1-       GERİYE CİRO KAVRAMININ ORTAYA KONULMASI

 

Bilindiği gibi kambiyo senetlerinde hak, ciro ve teslim yoluyla intikal etmektedir. Senet arkasındaki ciro silsilesinin düzenli olması, hak sahibinin hakkının müteselsil ve birbirine bağlı cirolardan anlaşılması yasal bir zorunluluktur. (TTK.m.686 ve m.790)

 

Ancak örneğin senet arkasındaki ara ciranta olan Ahmet, senedi Mehmet’e, Mehmet de Hasan’a ciro ve teslim ettikten sonra senet yeniden Ahmet’e gelirse, acaba Ahmet’in haklı hamil olabilmesi için senet arkasında yeniden kendisine dönüş cirosu yapılması gerekmekte midir? Yine aynı örnekteki ciro silsilesine göre bu kambiyo senedini ödeme yoluyla Hasan’dan teslim alan Mehmet’in, kendisinden önceki diğer cirantalara, lehtara ve keşideciye  başvurabilmesi için kendisine yapılmış bir geriye ciro zorunluluğu hukuken var mıdır?
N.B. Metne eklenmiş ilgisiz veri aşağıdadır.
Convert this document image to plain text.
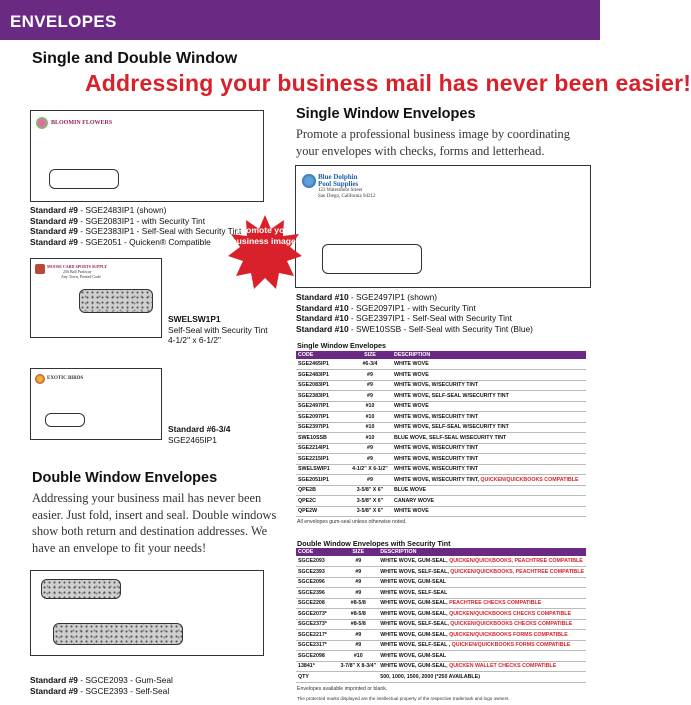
ENVELOPES
Single and Double Window
Addressing your business mail has never been easier!
BLOOMIN FLOWERS
Standard #9 - SGE2483IP1 (shown)
Standard #9 - SGE2083IP1 - with Security Tint
Standard #9 - SGE2383IP1 - Self-Seal with Security Tint
Standard #9 - SGE2051 - Quicken® Compatible
MOOSE CARD SPORTS SUPPLY
256 Ball Parkway
Any Town, Printed Code
SWELSW1P1
Self-Seal with Security Tint
4-1/2" x 6-1/2"
EXOTIC BIRDS
Standard #6-3/4
SGE2465IP1
Double Window Envelopes
Addressing your business mail has never been easier. Just fold, insert and seal. Double windows show both return and destination addresses. We have an envelope to fit your needs!
Standard #9 - SGCE2093 - Gum-Seal
Standard #9 - SGCE2393 - Self-Seal
Single Window Envelopes
Promote a professional business image by coordinating your envelopes with checks, forms and letterhead.
Blue Dolphin
Pool Supplies
123 Watershore Street
San Diego, California 94212
Promote your business image!
Standard #10 - SGE2497IP1 (shown)
Standard #10 - SGE2097IP1 - with Security Tint
Standard #10 - SGE2397IP1 - Self-Seal with Security Tint
Standard #10 - SWE10SSB - Self-Seal with Security Tint (Blue)
Single Window Envelopes
CODE	SIZE	DESCRIPTION
SGE2465IP1	#6-3/4	WHITE WOVE
SGE2483IP1	#9	WHITE WOVE
SGE2083IP1	#9	WHITE WOVE, W/SECURITY TINT
SGE2383IP1	#9	WHITE WOVE, SELF-SEAL W/SECURITY TINT
SGE2497IP1	#10	WHITE WOVE
SGE2097IP1	#10	WHITE WOVE, W/SECURITY TINT
SGE2397IP1	#10	WHITE WOVE, SELF-SEAL W/SECURITY TINT
SWE10SSB	#10	BLUE WOVE, SELF-SEAL W/SECURITY TINT
SGE2214IP1	#9	WHITE WOVE, W/SECURITY TINT
SGE2215IP1	#9	WHITE WOVE, W/SECURITY TINT
SWELSWIP1	4-1/2" X 6-1/2"	WHITE WOVE, W/SECURITY TINT
SGE2051IP1	#9	WHITE WOVE, W/SECURITY TINT, QUICKEN/QUICKBOOKS COMPATIBLE
QPE2B	3-5/8" X 6"	BLUE WOVE
QPE2C	3-5/8" X 6"	CANARY WOVE
QPE2W	3-5/8" X 6"	WHITE WOVE
All envelopes gum-seal unless otherwise noted.
Double Window Envelopes with Security Tint
CODE	SIZE	DESCRIPTION
SGCE2093	#9	WHITE WOVE, GUM-SEAL, QUICKEN/QUICKBOOKS, PEACHTREE COMPATIBLE
SGCE2393	#9	WHITE WOVE, SELF-SEAL, QUICKEN/QUICKBOOKS, PEACHTREE COMPATIBLE
SGCE2096	#9	WHITE WOVE, GUM-SEAL
SGCE2396	#9	WHITE WOVE, SELF-SEAL
SGCE2208	#8-5/8	WHITE WOVE, GUM-SEAL, PEACHTREE CHECKS COMPATIBLE
SGCE2073*	#8-5/8	WHITE WOVE, GUM-SEAL, QUICKEN/QUICKBOOKS CHECKS COMPATIBLE
SGCE2373*	#8-5/8	WHITE WOVE, SELF-SEAL, QUICKEN/QUICKBOOKS CHECKS COMPATIBLE
SGCE2217*	#9	WHITE WOVE, GUM-SEAL, QUICKEN/QUICKBOOKS FORMS COMPATIBLE
SGCE2317*	#9	WHITE WOVE, SELF-SEAL , QUICKEN/QUICKBOOKS FORMS COMPATIBLE
SGCE2098	#10	WHITE WOVE, GUM-SEAL
13841*	3-7/8" X 8-3/4"	WHITE WOVE, GUM-SEAL, QUICKEN WALLET CHECKS COMPATIBLE
QTY		500, 1000, 1500, 2000 (*250 AVAILABLE)
Envelopes available imprinted or blank.
The protected marks displayed are the intellectual property of the respective trademark and logo owners.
Bunun koşulları ve sonuçları neler olabilir? 

 

İşte bu kapsamda poliçe, bono ve çeklerin takip alacaklısı ciranta tarafından diğer cirantalara, lehtara ve keşideciye karşı takibe konulabilmesi için kendisine yönelik bir geriye cironun (dönüş cirosu, ikinci ciro ya da tekrar ciro) aranıp aranmayacağı hususu tartışılmayı gerektirmektedir.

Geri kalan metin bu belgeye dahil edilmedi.